PLN-101095 Plus Pembrolizumab Shows Deep, Durable Responses in ICI-Refractory Solid Tumors

Pliant Therapeutics announced updated data from its Phase 1 trial of PLN-101095 in combination with pembrolizumab in patients with immune checkpoint inhibitor, ICI, refractory advanced or metastatic solid tumors. The findings, presented during AACR’s Clinical Trials Mini Symposium, came from the dose-escalation portion of an ongoing Phase 1a/1b trial evaluating the oral integrin inhibitor PLN-101095 in combination with pembrolizumab.

Among patients with secondary ICI-refractory disease treated at the highest twice-daily dose levels, investigators reported one confirmed complete response, two confirmed partial responses, and one unconfirmed partial response.

The responses were observed in cholangiocarcinoma, non-small cell lung cancer, melanoma, and head and neck squamous cell carcinoma. For the three confirmed responders, the median time on treatment reached 19 months, and the average maximum reduction in target tumor burden from baseline was 89%.

The biomarker data were also notable. All responding patients showed marked increases in plasma interferon gamma, IFN-γ, after a 14-day monotherapy run-in with PLN-101095, rising 4-fold to 13-fold from baseline. By Week 10, IFN-γ levels remained more than 2-fold above baseline in all responders, while non-responders did not show meaningful increases. Responders also had elevated plasma PD-L1 levels, consistent with interferon-driven immune activation and suggesting a possible pharmacodynamic signal linked to treatment benefit.

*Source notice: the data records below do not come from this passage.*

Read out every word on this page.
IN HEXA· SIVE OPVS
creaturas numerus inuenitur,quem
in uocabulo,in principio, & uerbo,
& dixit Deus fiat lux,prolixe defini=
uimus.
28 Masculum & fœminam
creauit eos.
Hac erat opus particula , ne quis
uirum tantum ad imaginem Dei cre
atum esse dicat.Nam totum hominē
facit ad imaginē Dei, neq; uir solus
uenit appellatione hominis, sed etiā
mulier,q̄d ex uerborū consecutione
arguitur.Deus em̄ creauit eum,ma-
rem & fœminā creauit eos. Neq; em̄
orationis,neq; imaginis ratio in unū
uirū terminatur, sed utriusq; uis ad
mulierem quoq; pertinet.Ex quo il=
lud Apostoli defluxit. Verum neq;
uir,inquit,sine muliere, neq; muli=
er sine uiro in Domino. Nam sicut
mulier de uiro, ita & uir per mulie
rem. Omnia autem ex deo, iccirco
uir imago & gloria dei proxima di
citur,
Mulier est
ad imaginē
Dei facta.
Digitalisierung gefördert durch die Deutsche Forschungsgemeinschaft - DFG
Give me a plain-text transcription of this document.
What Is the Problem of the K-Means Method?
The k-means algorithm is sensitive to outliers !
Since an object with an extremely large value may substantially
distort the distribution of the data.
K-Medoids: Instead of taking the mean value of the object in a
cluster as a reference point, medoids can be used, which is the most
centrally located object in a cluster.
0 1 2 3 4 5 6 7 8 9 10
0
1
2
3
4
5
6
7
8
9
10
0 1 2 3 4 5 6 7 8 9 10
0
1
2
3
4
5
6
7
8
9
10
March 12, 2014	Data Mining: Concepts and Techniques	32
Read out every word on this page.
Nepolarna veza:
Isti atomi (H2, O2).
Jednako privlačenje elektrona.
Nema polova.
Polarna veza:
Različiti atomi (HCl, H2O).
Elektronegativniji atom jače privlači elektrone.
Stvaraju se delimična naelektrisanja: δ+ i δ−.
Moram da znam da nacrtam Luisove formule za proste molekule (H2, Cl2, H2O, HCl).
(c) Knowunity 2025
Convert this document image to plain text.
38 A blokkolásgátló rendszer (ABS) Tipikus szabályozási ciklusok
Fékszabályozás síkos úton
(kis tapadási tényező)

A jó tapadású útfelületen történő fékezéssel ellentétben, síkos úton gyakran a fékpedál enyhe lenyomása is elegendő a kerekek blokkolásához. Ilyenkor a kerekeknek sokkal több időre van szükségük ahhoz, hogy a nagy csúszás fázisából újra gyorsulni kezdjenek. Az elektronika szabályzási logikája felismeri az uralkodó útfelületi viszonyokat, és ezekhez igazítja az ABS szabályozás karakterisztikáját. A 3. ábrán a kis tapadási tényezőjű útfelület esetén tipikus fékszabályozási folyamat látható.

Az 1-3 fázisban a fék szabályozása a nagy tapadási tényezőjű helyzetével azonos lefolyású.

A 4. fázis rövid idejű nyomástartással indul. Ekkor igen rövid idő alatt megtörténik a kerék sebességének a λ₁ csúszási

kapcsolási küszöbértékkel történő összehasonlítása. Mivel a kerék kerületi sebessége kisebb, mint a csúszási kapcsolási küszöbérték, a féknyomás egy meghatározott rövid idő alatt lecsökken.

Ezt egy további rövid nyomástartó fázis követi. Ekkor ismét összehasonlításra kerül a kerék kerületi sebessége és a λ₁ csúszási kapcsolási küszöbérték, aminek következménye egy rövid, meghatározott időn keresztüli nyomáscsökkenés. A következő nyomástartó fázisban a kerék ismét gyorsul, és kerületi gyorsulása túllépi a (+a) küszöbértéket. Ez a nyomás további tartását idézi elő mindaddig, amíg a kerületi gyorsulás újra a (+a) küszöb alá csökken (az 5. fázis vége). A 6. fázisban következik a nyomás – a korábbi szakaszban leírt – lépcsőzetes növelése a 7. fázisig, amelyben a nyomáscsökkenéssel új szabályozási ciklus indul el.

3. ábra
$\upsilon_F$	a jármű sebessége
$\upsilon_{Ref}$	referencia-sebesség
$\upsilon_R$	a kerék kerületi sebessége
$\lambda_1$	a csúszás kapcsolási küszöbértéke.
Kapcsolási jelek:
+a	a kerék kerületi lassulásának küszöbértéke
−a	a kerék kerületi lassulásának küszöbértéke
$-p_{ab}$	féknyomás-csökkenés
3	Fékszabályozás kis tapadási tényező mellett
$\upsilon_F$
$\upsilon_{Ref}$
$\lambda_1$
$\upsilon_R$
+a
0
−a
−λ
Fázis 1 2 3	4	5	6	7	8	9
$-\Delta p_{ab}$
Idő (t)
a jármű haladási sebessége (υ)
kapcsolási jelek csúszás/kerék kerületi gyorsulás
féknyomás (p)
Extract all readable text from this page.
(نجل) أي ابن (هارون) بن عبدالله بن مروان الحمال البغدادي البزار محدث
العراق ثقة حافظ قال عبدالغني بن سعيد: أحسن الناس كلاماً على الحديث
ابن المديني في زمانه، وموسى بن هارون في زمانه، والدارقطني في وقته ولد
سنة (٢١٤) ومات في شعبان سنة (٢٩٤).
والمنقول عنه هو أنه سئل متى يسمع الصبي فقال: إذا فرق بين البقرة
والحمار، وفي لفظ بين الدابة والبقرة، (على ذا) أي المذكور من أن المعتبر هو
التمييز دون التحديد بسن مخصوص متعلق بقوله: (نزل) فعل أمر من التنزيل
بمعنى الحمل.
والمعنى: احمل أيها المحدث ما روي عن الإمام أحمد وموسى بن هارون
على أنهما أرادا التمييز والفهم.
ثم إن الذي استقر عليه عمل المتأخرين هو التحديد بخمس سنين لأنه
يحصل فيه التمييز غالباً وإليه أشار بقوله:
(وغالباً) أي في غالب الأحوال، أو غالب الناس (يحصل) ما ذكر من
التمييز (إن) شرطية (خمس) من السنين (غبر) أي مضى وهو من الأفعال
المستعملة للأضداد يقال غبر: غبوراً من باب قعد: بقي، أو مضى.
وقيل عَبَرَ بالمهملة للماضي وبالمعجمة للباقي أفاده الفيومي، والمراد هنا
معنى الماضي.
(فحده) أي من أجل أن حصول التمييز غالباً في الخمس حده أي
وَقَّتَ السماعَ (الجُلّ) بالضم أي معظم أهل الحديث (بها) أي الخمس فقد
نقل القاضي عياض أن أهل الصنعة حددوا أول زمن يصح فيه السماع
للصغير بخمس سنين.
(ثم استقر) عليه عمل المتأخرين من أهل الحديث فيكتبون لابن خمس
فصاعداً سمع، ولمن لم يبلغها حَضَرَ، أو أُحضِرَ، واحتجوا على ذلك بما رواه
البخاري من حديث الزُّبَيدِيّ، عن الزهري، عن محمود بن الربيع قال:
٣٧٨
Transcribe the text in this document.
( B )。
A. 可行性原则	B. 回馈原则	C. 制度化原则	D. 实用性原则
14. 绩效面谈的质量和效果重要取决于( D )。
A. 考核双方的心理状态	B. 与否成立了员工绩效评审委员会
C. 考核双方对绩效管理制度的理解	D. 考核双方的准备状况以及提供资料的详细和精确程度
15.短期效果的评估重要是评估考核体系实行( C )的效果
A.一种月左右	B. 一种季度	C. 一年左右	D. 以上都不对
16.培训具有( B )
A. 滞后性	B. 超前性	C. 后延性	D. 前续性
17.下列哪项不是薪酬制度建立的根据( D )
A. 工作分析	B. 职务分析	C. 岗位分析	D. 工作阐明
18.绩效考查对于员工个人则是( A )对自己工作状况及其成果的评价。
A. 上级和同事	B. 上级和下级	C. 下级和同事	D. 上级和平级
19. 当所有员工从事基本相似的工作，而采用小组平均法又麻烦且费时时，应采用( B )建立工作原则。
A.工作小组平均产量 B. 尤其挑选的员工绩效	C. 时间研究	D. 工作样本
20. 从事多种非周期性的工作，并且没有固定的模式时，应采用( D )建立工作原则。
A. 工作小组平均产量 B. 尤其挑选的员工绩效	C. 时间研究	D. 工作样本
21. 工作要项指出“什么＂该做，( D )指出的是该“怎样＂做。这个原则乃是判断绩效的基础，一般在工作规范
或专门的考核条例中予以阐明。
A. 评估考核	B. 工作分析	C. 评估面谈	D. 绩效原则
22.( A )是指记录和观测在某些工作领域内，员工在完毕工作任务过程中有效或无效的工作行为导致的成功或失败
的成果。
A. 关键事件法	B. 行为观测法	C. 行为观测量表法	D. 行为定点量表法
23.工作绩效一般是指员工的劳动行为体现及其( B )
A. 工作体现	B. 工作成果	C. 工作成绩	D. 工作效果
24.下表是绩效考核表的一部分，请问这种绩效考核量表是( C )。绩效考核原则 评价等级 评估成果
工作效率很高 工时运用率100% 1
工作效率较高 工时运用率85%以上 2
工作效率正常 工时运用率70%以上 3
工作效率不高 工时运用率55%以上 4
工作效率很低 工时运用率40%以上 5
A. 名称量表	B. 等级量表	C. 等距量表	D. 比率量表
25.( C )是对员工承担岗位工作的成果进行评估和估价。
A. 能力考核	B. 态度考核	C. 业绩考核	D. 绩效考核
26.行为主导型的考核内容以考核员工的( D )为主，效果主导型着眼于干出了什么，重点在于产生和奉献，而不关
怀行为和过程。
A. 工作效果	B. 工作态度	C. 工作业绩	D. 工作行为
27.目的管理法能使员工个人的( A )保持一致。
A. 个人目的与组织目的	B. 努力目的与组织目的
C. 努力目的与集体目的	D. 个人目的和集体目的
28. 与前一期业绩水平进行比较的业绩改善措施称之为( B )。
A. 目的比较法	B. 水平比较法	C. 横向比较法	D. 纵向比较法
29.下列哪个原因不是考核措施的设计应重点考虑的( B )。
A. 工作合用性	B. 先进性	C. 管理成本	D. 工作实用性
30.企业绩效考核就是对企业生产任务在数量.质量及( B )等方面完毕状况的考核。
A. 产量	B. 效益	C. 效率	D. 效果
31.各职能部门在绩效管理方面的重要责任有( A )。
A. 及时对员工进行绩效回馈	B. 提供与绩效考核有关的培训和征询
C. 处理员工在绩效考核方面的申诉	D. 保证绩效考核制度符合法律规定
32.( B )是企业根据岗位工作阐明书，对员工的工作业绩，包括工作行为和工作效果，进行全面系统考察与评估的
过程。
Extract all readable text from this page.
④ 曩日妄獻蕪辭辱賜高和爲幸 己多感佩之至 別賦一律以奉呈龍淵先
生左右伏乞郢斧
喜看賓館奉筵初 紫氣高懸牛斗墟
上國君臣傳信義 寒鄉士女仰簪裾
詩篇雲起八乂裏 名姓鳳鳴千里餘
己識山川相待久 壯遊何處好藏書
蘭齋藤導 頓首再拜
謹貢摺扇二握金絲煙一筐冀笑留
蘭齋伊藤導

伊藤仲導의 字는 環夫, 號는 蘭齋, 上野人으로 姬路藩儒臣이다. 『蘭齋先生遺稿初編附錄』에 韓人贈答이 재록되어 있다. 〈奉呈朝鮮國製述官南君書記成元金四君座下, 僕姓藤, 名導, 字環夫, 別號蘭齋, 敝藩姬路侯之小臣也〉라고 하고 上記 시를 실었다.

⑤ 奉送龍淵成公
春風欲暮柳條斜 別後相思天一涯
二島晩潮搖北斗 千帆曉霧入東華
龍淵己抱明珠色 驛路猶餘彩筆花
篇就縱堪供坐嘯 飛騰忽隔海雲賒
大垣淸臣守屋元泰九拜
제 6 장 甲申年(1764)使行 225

The safety profile appeared manageable across dose levels. Only two patients discontinued treatment because of adverse events. Rash was the most common treatment-related adverse event and was limited to Grade 1 or 2 cases, with most events occurring within the first two days after the first pembrolizumab dose. One Grade 3 treatment-related adverse event was reported.

Pharmacokinetic findings supported target engagement. Doses of at least 1000 mg twice daily achieved sustained IC90 coverage at Day 14, and all patients treated at these dose levels maintained IC75 coverage over 24 hours. In total, 16 patients representing 10 tumor types were enrolled across five dose cohorts. Patients first received PLN-101095 alone for 14 days, followed by pembrolizumab every three weeks until disease progression.

Dr. Timothy A. Yap, Ph.D., Medical Oncologist and Physician-Scientist at the University of Texas MD Anderson Cancer Center, presented results from the dose escalation portion of the ongoing Phase 1a/1b trial covering data as of February 27, 2026.

Dr. Yap commented “One of the ways that the tumor microenvironment can suppress responses to immune checkpoint inhibitors is through a process that is activated by integrins to upregulate TGF-β. PLN-101095 is designed to inhibit the integrins before they can ever do that, which gives it significant potential to stimulate or reinvigorate the immune response to cancer. These clinical trial data, for the combination of PLN-101095 and pembrolizumab in patients with secondary immune checkpoint inhibitor resistance, show the potential to meet a high unmet therapeutic need.”

Pliant has already opened the Phase 1b expansion portion of the trial, which is enrolling patients with non-small cell lung cancer, tumors with high tumor mutational burden, and clear cell renal cell carcinoma. Interim data are expected in 2027.

“These encouraging results show a deepening of baseline tumor reductions in confirmed responders and an increased median time on treatment with PLN-101095 in patients with difficult-to-treat ICI refractory tumors,” said Bernard Coulie, M.D., PhD., Chief Executive Officer of Pliant. “We have initiated the Phase 1b trial to expand this novel combination therapy in specific tumor types to address patients in need and deliver value to our investors.”